Philosophie et esthétique

C'est pendant et surtout après la guerre que Sartre trouvera, avec la philosophie de l'« engagement », le chemin de l'action, et celui de la liberté. Mobilisé pendant la « drôle de guerre », prisonnier, Sartre voit l'histoire faire irruption dans sa vie individuelle : toute sa conception du monde, et du rapport de l'être au monde, s'en trouve bouleversée. Libéré en 1941, il rentre à Paris et organise, avec Maurice Merleau-Ponty, un groupe de résistance (intellectuelle) à l'Occupation, et participe à diverses publications clandestines. Naturellement mal équipé pour l'action directe, souffrant d'un physique qui fera plus tard la joie des caricaturistes – mais dont il a fait très vite une image de marque –, Sartre s'engage au niveau où il peut être efficace, celui de la parole.

Sur le plan philosophique, (l'Imagination (1936), l'Imaginaire (1940) : « L'homme est une fuite de gaz par laquelle il s'échappe dans l'imaginaire ») et surtout l'Être et le Néant (1943) affirment la contingence de l'homme, sa déréalisation par l'imagination et son mode premier d'expression, la littérature (dans Qu'est-ce que la littérature ? il affirmera, avec ce sens de la formule qui n'appartient qu'à lui, que la littérature « est un trou dans l'être par où les êtres disparaissent »), ainsi que la contingence d'un dieu qui, de toute façon, n'est qu'une hypothèse dépassée : « La mort de Dieu a placé notre époque sous le signe du Père incertain. » On mesure à quel point de telles affirmations, de la part d'un écrivain dont le père s'était « absenté » si vite après sa naissance, ont pu déchaîner la manie analytique des biographes de Sartre, « bâtard » pour certains (Jeanson), « déshérité » pour d'autres.

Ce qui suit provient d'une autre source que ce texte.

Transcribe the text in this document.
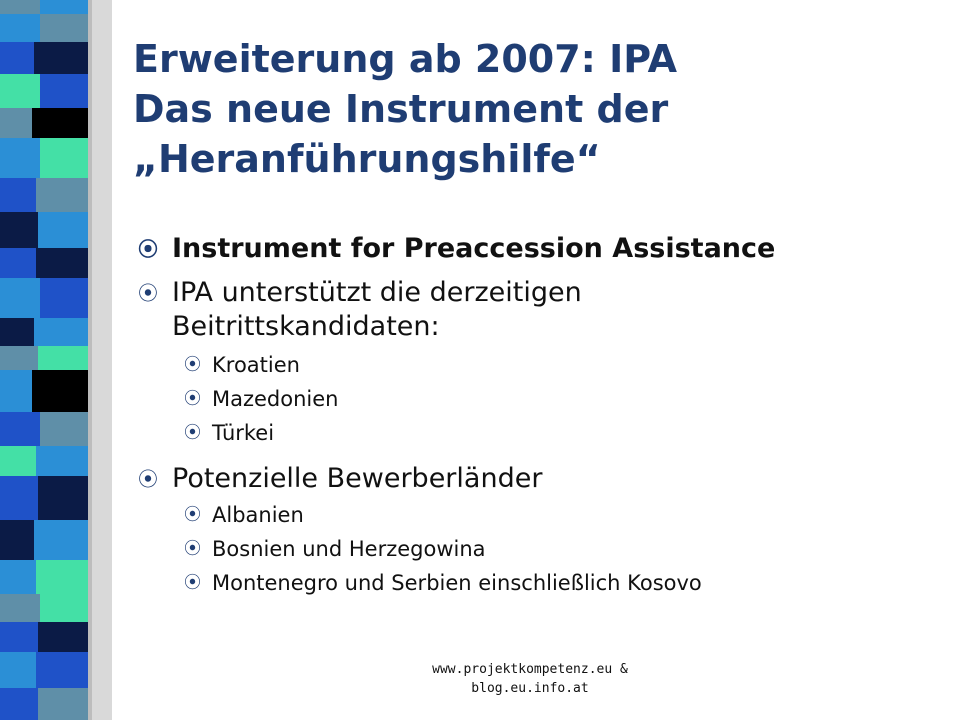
Erweiterung ab 2007: IPA
Das neue Instrument der
„Heranführungshilfe“
⦿ Instrument for Preaccession Assistance
⦿ IPA unterstützt die derzeitigen Beitrittskandidaten:
⦿ Kroatien
⦿ Mazedonien
⦿ Türkei
⦿ Potenzielle Bewerberländer
⦿ Albanien
⦿ Bosnien und Herzegowina
⦿ Montenegro und Serbien einschließlich Kosovo
www.projektkompetenz.eu &
blog.eu.info.at
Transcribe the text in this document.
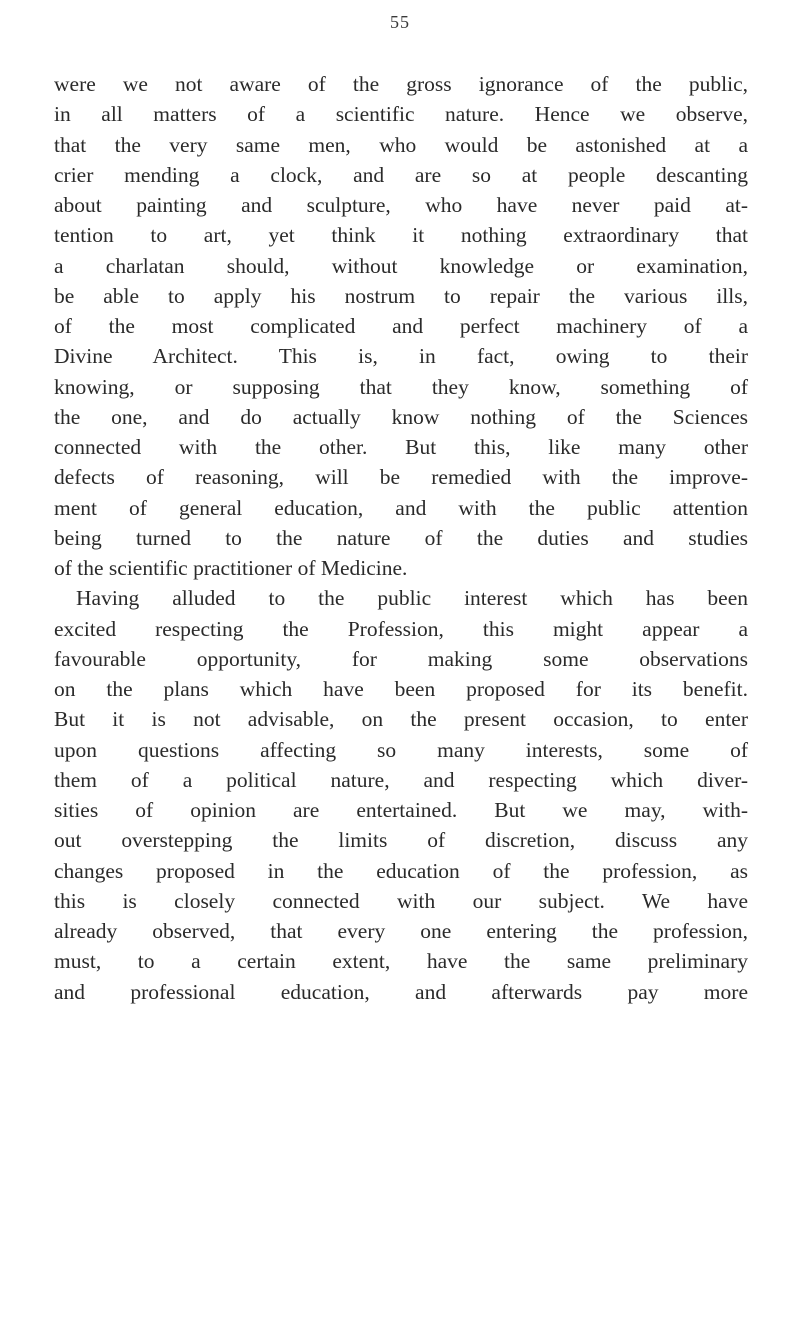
55
were we not aware of the gross ignorance of the public,
in all matters of a scientific nature. Hence we observe,
that the very same men, who would be astonished at a
crier mending a clock, and are so at people descanting
about painting and sculpture, who have never paid at-
tention to art, yet think it nothing extraordinary that
a charlatan should, without knowledge or examination,
be able to apply his nostrum to repair the various ills,
of the most complicated and perfect machinery of a
Divine Architect. This is, in fact, owing to their
knowing, or supposing that they know, something of
the one, and do actually know nothing of the Sciences
connected with the other. But this, like many other
defects of reasoning, will be remedied with the improve-
ment of general education, and with the public attention
being turned to the nature of the duties and studies
of the scientific practitioner of Medicine.
Having alluded to the public interest which has been
excited respecting the Profession, this might appear a
favourable opportunity, for making some observations
on the plans which have been proposed for its benefit.
But it is not advisable, on the present occasion, to enter
upon questions affecting so many interests, some of
them of a political nature, and respecting which diver-
sities of opinion are entertained. But we may, with-
out overstepping the limits of discretion, discuss any
changes proposed in the education of the profession, as
this is closely connected with our subject. We have
already observed, that every one entering the profession,
must, to a certain extent, have the same preliminary
and professional education, and afterwards pay more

Par ailleurs, Sartre développe la dialectique de la liberté : « L'homme ne rencontre d'obstacle que dans le champ de sa liberté » (L'Être et le Néant 1943), ou, si l'on préfère, l'exercice de la liberté n'est pas libre. Enfin, l'homme est de trop dans la logique du monde : être, c'est lutter avec l'aspiration au non-être.

Il est essentiel de souligner que la distinction entre philosophie et littérature, en ce qui concerne Sartre, n'est guère fonctionnelle. L'Être et le Néant, dans son analyse de la « mauvaise foi » notamment, informe sur Huis clos, écrit au même moment. Le Diable et le Bon Dieu est nourri, en 1947-1948, du travail théorique qui donnera finalement les Cahiers pour une morale. L'Idiot de la famille ostensiblement donné pour un travail sur Flaubert, est en fait la suite des Questions de méthode et de l'Imaginaire. La Nausée est, quant à elle, à en croire Sartre, un « factum sur la contingence » : la philosophie « donne les dimensions nécessaires pour créer une histoire […] Mon gros livre philosophique [l'Être et le Néant] se racontait de petites histoires sans philosophie ». Le trajet ne s'effectue d'ailleurs pas nécessairement de la philosophie (la théorie) vers le roman (la pratique ?) : telle description de la Nausée (la racine de marronnier) est la préparation, sur un mode narratif, de telles analyses de l'Être et le Néant sur la « potentialité » ou « l'ustensilité ». Écrire « L'engagement de Mallarmé » (en 1952 – mais l'article ne paraîtra qu'en 1979) ou « le Tintoret » (en 1957 puis 1961), c'est aussi réfléchir sur les rapports de l'individu et de l'histoire, tels qu'ils sont analysés dans la Critique de la raison dialectique (1960). « J'écris en tant de langues que des choses passent de l'une à l'autre », écrit Sartre, qui, lecteur de Nietzsche, sait bien que la philosophie peut aussi parler, comme Zarathoustra, la langue des dieux – et pas seulement le jargon auquel elle croit intelligent de se limiter : « Il y a souvent dans la philosophie une prose littéraire cachée. » Il y a même, dans le discours philosophique, insertion d'épisodes personnels exemplaires : l'Être et le Néant est parcouru de récits lyriques sur la caresse, le désir, la sensation du visqueux, qui sont Sartre tout entier. Le philosophe, régulièrement, cesse d'exercer une stricte censure sur son discours, ou plutôt sa philosophie est aussi dans cette impossible éradication de l'être.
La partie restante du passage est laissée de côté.